Azelby: Real estate’s challenges could push investors towards farmland
UBS group managing director Joe Azelby sees promising demand drivers for farmland, but the lack of 'scalable doorways' will limit large investors.
By Kyle Campbell
Post-coronavirus challenges to real estate’s reputation as a dependable store of value could draw more investors into farmland markets, Joe Azelby, head of real estate and private markets at UBS Asset Management, told PERE‘s sister publication Agri Investor.
“Whenever you have a crisis, it is a reminder for people to diversify more than they have,” Azelby said. “People are going to scratch their heads and say: ‘Geez, maybe I have a little too much real estate. What else is out there, that, perhaps, is not going to behave in a similar way if there are more covids to deal with in the future?’”
Azelby – who joined UBS in March 2019 after approximately one year as senior partner and head of real assets at Apollo Global Management – highlighted that the hotel and retail subsectors been particularly hard hit by covid-19. Uncertainties surrounding the potential spread of future pandemics and resulting changes in demand for office space, he said, have further clouded the outlook for some real estate strategies.
As institutional investors continue to seek “pockets of calm” amid the turmoil, farmland’s resilience during the global financial crisis and the pandemic’s immediate aftermath is likely to be top of mind, said Azelby.
“People buy real estate around the world at sometimes ridiculous prices as a place to store capital. We certainly saw that in New York – where five years ago people from all over the world were buying ridiculously large condos at ridiculously large prices.
“I just think people are going to look for other areas and places to store value and perhaps we’ll see the high-net-worth space engage in the farmland discussion.”
Azelby oversees more than 500 employees managing more than $100 billion in assets across 14 countries. Real estate accounts for between 80 and 90 percent of assets and revenue managed within the Real Estate and Private Markets platform, according to Azelby, who also oversees UBS’s general private equity and infrastructure investments that account for much of the remainder.
Azelby said that while UBS and other investors would like to have more exposure to food and agriculture, the market faces limitations imposed by the lack of what he called “scalable doorways.” In farmland, for example, he said UBS has limited its acquisitions to properties with very specific characteristics and most deals have ranged between $5 million and $20 million each.
UBS has begun a process of thinking about broader opportunities in food and agriculture, Azelby said, adding that he expects the post-covid environment will be good for those attempting to make significant changes to agricultural supply chains.
“We think there is a huge amount of technology that can be applied to farm operations,” he added. “And then, like other industries, there is a huge amount of infrastructure between the farmgate and the table at home.”
Any expansion into other ag-related markets, said Azelby, would likely draw on capabilities present within his team at REPM, including those on the real estate front.
“I view food and ag as part of real estate, which is the land component. Obviously, farm operations have a private equity element. Then you have the whole infrastructure that is required to process, store, transport and package food – there is a huge infrastructure in the food and ag space. Then there is a private equity component; there are companies that focus on the food and ag sector that are certainly interesting and viable investments.”
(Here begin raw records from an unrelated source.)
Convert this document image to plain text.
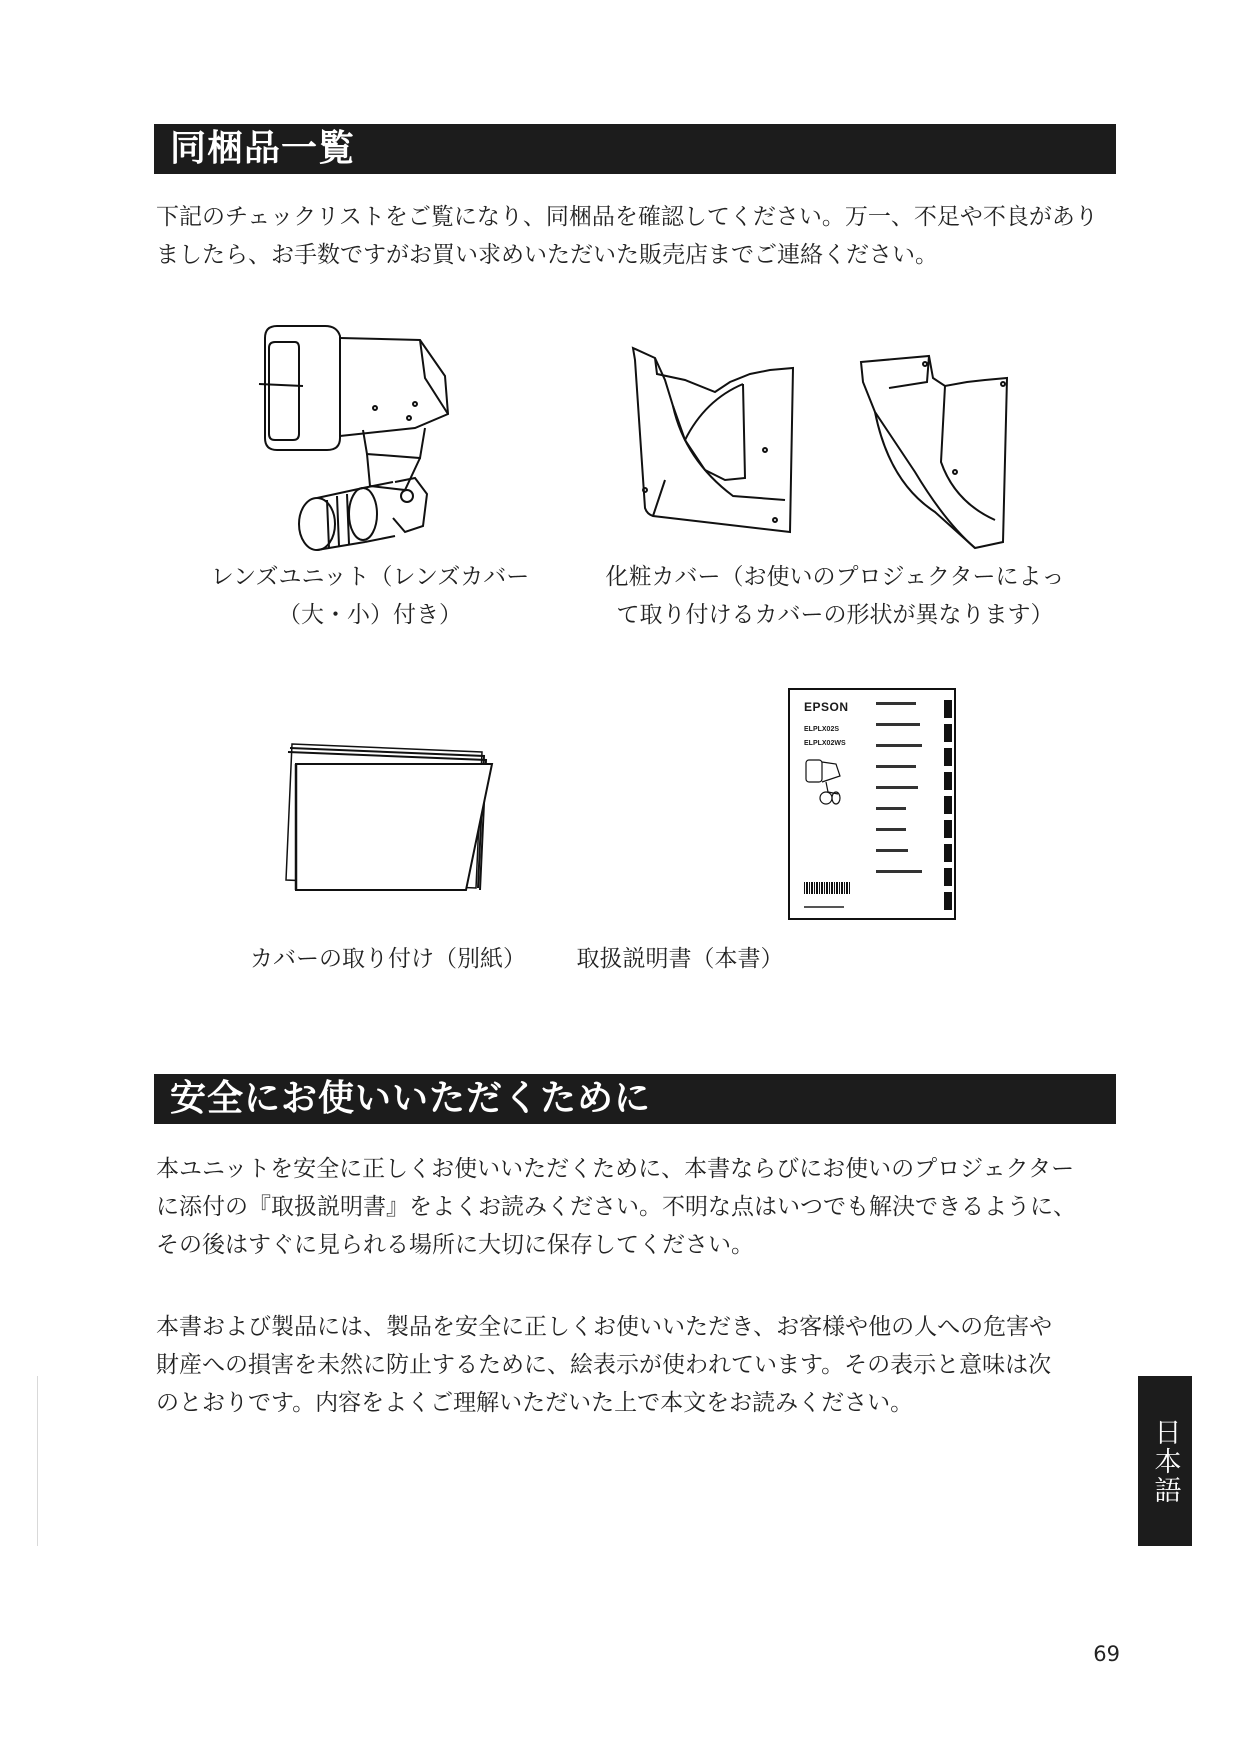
同梱品一覧
下記のチェックリストをご覧になり、同梱品を確認してください。万一、不足や不良があり
ましたら、お手数ですがお買い求めいただいた販売店までご連絡ください。
レンズユニット（レンズカバー
（大・小）付き）
化粧カバー（お使いのプロジェクターによっ
て取り付けるカバーの形状が異なります）
カバーの取り付け（別紙）
EPSON
ELPLX02S
ELPLX02WS
取扱説明書（本書）
安全にお使いいただくために
本ユニットを安全に正しくお使いいただくために、本書ならびにお使いのプロジェクター
に添付の『取扱説明書』をよくお読みください。不明な点はいつでも解決できるように、
その後はすぐに見られる場所に大切に保存してください。
本書および製品には、製品を安全に正しくお使いいただき、お客様や他の人への危害や
財産への損害を未然に防止するために、絵表示が使われています。その表示と意味は次
のとおりです。内容をよくご理解いただいた上で本文をお読みください。
日本語
69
Before joining Apollo, Azelby played one season of professional football as a linebacker for the Buffalo Bills and spent 18 years as chief executive of JP Morgan’s Global Real Assets business. In 2012, he published a white paper entitled The Realization. It predicted a secular shift to real asset allocations similar to the diversification away from bonds and into equities that followed regulatory changes in the late 1960s.
The paper predicted real assets would see rise from approximately 5 to 10 percent of institutional portfolios to as much as 25 percent in the decade ahead.
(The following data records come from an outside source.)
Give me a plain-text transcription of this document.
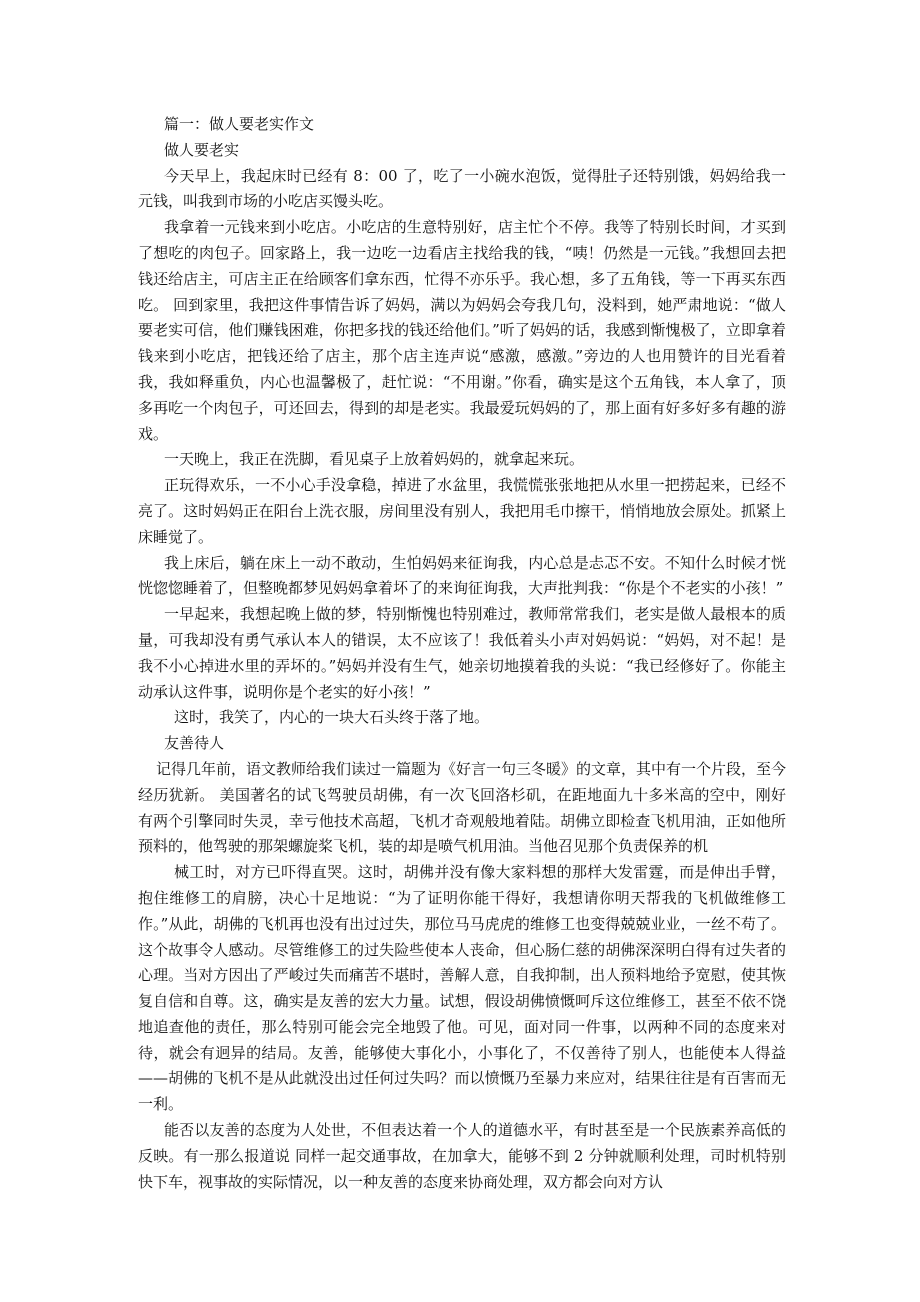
篇一：做人要老实作文

做人要老实

今天早上，我起床时已经有 8：00 了，吃了一小碗水泡饭，觉得肚子还特别饿，妈妈给我一元钱，叫我到市场的小吃店买馒头吃。

我拿着一元钱来到小吃店。小吃店的生意特别好，店主忙个不停。我等了特别长时间，才买到了想吃的肉包子。回家路上，我一边吃一边看店主找给我的钱，“咦！仍然是一元钱。”我想回去把钱还给店主，可店主正在给顾客们拿东西，忙得不亦乐乎。我心想，多了五角钱，等一下再买东西吃。 回到家里，我把这件事情告诉了妈妈，满以为妈妈会夸我几句，没料到，她严肃地说：“做人要老实可信，他们赚钱困难，你把多找的钱还给他们。”听了妈妈的话，我感到惭愧极了，立即拿着钱来到小吃店，把钱还给了店主，那个店主连声说“感激，感激。”旁边的人也用赞许的目光看着我，我如释重负，内心也温馨极了，赶忙说：“不用谢。”你看，确实是这个五角钱，本人拿了，顶多再吃一个肉包子，可还回去，得到的却是老实。我最爱玩妈妈的了，那上面有好多好多有趣的游戏。

一天晚上，我正在洗脚，看见桌子上放着妈妈的，就拿起来玩。

正玩得欢乐，一不小心手没拿稳，掉进了水盆里，我慌慌张张地把从水里一把捞起来，已经不亮了。这时妈妈正在阳台上洗衣服，房间里没有别人，我把用毛巾擦干，悄悄地放会原处。抓紧上床睡觉了。

我上床后，躺在床上一动不敢动，生怕妈妈来征询我，内心总是忐忑不安。不知什么时候才恍恍惚惚睡着了，但整晚都梦见妈妈拿着坏了的来询征询我，大声批判我：“你是个不老实的小孩！”

一早起来，我想起晚上做的梦，特别惭愧也特别难过，教师常常我们，老实是做人最根本的质量，可我却没有勇气承认本人的错误，太不应该了！我低着头小声对妈妈说：“妈妈，对不起！是我不小心掉进水里的弄坏的。”妈妈并没有生气，她亲切地摸着我的头说：“我已经修好了。你能主动承认这件事，说明你是个老实的好小孩！”

这时，我笑了，内心的一块大石头终于落了地。

友善待人

记得几年前，语文教师给我们读过一篇题为《好言一句三冬暖》的文章，其中有一个片段，至今经历犹新。 美国著名的试飞驾驶员胡佛，有一次飞回洛杉矶，在距地面九十多米高的空中，刚好有两个引擎同时失灵，幸亏他技术高超，飞机才奇观般地着陆。胡佛立即检查飞机用油，正如他所预料的，他驾驶的那架螺旋桨飞机，装的却是喷气机用油。当他召见那个负责保养的机

械工时，对方已吓得直哭。这时，胡佛并没有像大家料想的那样大发雷霆，而是伸出手臂，抱住维修工的肩膀，决心十足地说：“为了证明你能干得好，我想请你明天帮我的飞机做维修工作。”从此，胡佛的飞机再也没有出过过失，那位马马虎虎的维修工也变得兢兢业业，一丝不苟了。 这个故事令人感动。尽管维修工的过失险些使本人丧命，但心肠仁慈的胡佛深深明白得有过失者的心理。当对方因出了严峻过失而痛苦不堪时，善解人意，自我抑制，出人预料地给予宽慰，使其恢复自信和自尊。这，确实是友善的宏大力量。试想，假设胡佛愤慨呵斥这位维修工，甚至不依不饶地追查他的责任，那么特别可能会完全地毁了他。可见，面对同一件事，以两种不同的态度来对待，就会有迥异的结局。友善，能够使大事化小，小事化了，不仅善待了别人，也能使本人得益——胡佛的飞机不是从此就没出过任何过失吗？而以愤慨乃至暴力来应对，结果往往是有百害而无一利。

能否以友善的态度为人处世，不但表达着一个人的道德水平，有时甚至是一个民族素养高低的反映。有一那么报道说 同样一起交通事故，在加拿大，能够不到 2 分钟就顺利处理，司时机特别快下车，视事故的实际情况，以一种友善的态度来协商处理，双方都会向对方认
Azelby told Agri Investor the development of real asset markets thus far has played out largely along the lines of what he had expected. He estimates the real asset component of an average broadly diversified portfolio has in fact risen from about 10 percent to approximately 20 percent over the past eight years.
In The Realization, Azelby categorized real asset categories by return expectations, dividing less risky “core” investments likely to yield between 8 and 11 percent total returns from “opportunistic” real assets capable of producing 14 to 20 percent returns.
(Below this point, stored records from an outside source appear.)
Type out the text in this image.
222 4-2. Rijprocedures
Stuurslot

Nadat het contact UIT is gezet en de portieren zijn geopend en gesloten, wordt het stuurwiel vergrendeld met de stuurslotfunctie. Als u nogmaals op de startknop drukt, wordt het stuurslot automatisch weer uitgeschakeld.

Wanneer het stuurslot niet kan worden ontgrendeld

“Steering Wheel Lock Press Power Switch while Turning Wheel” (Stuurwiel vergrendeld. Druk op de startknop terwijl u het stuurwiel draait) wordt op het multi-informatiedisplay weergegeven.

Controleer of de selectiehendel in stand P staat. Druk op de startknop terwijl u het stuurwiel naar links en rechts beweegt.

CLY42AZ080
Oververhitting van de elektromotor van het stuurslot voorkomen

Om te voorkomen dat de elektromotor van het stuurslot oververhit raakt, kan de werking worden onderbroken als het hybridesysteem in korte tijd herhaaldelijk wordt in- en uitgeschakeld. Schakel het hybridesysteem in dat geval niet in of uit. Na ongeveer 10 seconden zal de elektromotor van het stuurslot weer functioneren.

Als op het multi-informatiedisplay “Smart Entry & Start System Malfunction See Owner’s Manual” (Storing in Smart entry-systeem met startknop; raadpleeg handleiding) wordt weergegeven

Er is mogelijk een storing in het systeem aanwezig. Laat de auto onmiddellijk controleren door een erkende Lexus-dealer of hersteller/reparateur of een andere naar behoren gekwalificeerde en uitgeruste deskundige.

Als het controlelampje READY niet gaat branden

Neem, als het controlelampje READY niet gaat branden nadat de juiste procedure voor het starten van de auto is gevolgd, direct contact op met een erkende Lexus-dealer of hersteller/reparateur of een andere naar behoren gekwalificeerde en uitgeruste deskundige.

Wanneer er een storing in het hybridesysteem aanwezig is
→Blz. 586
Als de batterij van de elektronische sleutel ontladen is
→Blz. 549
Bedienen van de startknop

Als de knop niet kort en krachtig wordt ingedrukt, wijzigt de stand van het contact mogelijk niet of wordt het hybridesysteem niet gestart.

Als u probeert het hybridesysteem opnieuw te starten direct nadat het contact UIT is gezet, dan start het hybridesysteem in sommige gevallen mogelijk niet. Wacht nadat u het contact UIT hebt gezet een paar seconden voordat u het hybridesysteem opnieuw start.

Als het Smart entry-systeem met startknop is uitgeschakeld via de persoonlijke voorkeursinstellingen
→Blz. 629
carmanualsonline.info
“If you look going forward, all of those numbers should be lower,” explained Azelby when asked to update return expectations for 2020. “Most of the world has moved to a close-to-zero interest rate environment. Think of real assets as providers of real return and the baseline from which you measure those returns has fallen precipitously, and gone negative in some parts of the world. I would shift the whole curve down by 300 basis points just given what we have seen in the interest rate environment.”